Невидимые миру слезы? Бытовые неурядицы. Возможно, кого-то устроит нивелировка проблемы. Если же смотреть в корень, то придется заявить - многие наши недуги зачинаются совсем обыденно. В очередях, переполненном транспорте, собесах, врачебных учреждениях и т. д. складываются свои циклоны и антициклоны, воздействующие не толь­ко на сезонную погоду, но и на общественный кли­мат. Если подойти к проблеме под политическим углом зрения, то придется признать, что стихийно распространилась практика урезания де-факто со­циальных гарантий и гражданских прав советского человека или затруднения доступа к ним.

Кто может мириться, с олимпийским спокой­ствием взирать, как ветеранов Отечественной вой­ны, инвалидов, вернувшихся из Афганистана, оскорбляют бездушием и усмешкой, бросая вы­зов Постановлениям ЦК и правительства, как из­деваются над сиротами и престарелыми? Когда же хотя бы здесь воцарится порядок? За мелочь по­добные безобразия могут сходить только у людей, непоколебимо убежденных в волшебной силе па­лочной дисциплины и начальственного окрика. Для них демократия - ширма, дань моде, легкое недомогание наподобие насморка или развлече­ние, которое мы можем для разнообразия себе на­коротко позволить.

Встречаются, понятно, и такие, кто не утруждает себя самоанализом, ищет ответы на вопросы, кото­рые его волнуют, лишь вовне и за аксиому чтит при­способленчество. Приспосабливается всегда дер­жащий про запас вчерашний скарб. По одной этой причине нельзя ждать от него полной отдачи. Хоро­шо еще, если он не балласт, а только пассив. Впро­чем, пассивность охотно ищет себе извинения и на­ходит - зачем рисковать, быть деятельным, когда инициатива по-прежнему наказуема или связана с вагоном неудобств, мытарств, нервотрепки.

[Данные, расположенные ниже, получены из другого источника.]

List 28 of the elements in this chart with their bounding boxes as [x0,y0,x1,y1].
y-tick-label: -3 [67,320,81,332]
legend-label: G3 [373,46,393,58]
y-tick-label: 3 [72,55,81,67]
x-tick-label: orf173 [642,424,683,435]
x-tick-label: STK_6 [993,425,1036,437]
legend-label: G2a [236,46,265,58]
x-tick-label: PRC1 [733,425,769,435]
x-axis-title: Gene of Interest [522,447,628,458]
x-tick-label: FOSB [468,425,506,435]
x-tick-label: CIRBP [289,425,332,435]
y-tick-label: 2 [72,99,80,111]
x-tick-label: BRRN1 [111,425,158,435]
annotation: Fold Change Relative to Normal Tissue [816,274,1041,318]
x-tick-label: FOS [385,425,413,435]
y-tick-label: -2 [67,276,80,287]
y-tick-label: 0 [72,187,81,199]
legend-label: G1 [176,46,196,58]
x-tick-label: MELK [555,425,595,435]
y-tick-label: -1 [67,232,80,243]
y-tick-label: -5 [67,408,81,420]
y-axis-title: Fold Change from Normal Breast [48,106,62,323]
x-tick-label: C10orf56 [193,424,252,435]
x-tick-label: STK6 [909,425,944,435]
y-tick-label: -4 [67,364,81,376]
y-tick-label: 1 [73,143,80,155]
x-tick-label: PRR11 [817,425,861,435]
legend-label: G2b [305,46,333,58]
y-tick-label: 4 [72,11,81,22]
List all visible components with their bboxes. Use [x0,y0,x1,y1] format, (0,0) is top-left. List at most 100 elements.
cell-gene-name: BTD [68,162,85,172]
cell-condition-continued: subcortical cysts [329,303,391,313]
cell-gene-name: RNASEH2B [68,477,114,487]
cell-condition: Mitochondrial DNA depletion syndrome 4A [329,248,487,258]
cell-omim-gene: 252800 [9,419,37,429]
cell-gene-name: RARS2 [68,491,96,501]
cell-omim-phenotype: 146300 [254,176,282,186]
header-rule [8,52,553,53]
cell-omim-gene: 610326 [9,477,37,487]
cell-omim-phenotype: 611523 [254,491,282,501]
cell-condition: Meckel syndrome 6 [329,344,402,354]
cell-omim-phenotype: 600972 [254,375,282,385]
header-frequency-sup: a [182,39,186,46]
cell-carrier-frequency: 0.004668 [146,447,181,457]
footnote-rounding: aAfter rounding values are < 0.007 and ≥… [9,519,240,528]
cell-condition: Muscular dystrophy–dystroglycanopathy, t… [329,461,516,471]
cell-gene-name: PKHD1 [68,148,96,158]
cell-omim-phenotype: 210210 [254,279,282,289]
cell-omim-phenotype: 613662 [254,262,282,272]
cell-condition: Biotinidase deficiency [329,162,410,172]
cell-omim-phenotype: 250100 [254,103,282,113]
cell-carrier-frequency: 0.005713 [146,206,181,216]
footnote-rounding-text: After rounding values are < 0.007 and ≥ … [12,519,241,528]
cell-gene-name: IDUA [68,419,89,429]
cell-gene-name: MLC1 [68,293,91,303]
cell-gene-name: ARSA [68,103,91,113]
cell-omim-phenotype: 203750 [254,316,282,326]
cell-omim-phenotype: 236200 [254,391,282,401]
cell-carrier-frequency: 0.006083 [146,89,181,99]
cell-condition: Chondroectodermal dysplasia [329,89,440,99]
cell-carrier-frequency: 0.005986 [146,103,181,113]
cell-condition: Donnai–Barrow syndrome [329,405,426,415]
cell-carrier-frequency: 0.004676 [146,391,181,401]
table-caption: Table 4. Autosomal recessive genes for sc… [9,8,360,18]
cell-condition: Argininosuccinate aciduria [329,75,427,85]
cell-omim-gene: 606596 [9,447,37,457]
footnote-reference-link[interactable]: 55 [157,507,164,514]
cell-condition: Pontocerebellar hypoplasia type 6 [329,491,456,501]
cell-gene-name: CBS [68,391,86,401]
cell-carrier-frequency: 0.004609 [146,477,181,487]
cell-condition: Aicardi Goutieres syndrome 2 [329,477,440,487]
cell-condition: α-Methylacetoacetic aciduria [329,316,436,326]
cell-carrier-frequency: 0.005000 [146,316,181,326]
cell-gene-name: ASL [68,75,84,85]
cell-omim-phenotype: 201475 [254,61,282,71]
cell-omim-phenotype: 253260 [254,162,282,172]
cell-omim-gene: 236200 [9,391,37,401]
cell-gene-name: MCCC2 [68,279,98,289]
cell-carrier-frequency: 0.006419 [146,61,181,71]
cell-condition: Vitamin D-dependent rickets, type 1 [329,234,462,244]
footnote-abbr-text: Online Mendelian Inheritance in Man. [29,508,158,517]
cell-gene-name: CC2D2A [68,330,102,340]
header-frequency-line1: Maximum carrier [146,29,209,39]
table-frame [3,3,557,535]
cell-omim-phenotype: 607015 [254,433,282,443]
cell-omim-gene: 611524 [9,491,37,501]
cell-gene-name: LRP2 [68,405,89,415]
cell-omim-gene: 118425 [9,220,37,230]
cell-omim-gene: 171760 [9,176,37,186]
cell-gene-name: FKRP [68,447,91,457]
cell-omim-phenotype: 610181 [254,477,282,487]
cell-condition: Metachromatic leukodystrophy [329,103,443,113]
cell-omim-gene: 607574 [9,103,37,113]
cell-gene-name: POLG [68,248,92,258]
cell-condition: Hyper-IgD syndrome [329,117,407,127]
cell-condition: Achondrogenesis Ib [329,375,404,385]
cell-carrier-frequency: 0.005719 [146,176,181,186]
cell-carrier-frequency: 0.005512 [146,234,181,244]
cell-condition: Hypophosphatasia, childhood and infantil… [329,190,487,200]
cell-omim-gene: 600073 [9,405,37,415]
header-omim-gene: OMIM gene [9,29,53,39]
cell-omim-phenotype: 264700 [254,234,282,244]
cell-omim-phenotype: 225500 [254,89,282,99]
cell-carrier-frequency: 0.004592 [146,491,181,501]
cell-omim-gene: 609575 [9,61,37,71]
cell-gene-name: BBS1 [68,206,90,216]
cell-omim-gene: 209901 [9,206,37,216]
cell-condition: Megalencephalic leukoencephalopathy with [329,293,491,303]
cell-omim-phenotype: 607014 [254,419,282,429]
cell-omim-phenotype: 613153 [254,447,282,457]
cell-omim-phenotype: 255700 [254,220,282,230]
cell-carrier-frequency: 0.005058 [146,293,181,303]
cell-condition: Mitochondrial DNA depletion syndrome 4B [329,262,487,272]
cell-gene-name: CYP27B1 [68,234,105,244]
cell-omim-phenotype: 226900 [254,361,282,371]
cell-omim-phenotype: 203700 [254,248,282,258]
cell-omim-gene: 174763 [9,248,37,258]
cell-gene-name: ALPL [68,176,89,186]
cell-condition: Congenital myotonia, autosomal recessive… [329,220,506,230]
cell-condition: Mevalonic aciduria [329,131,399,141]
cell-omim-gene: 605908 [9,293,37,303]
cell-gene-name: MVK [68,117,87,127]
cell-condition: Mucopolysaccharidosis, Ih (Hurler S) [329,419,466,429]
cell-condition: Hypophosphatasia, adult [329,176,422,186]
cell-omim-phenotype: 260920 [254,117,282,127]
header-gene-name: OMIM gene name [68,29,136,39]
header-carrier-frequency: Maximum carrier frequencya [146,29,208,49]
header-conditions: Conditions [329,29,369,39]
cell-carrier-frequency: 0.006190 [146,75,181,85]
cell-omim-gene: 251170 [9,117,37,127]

Для полноты картины придется упомянуть лю­дей, паразитирующих на бдительности и поточным методом производящих сомнения. По их мнению, партия уже зашла слишком далеко в революци­онных переменах, демократическом обновлении и гласности. В подтверждение скажут: смотрите, ка­кие волны провоцируют выступления в прессе, ка­кие крайние точки зрения "публика" выражает без опроса, на кого замахиваются.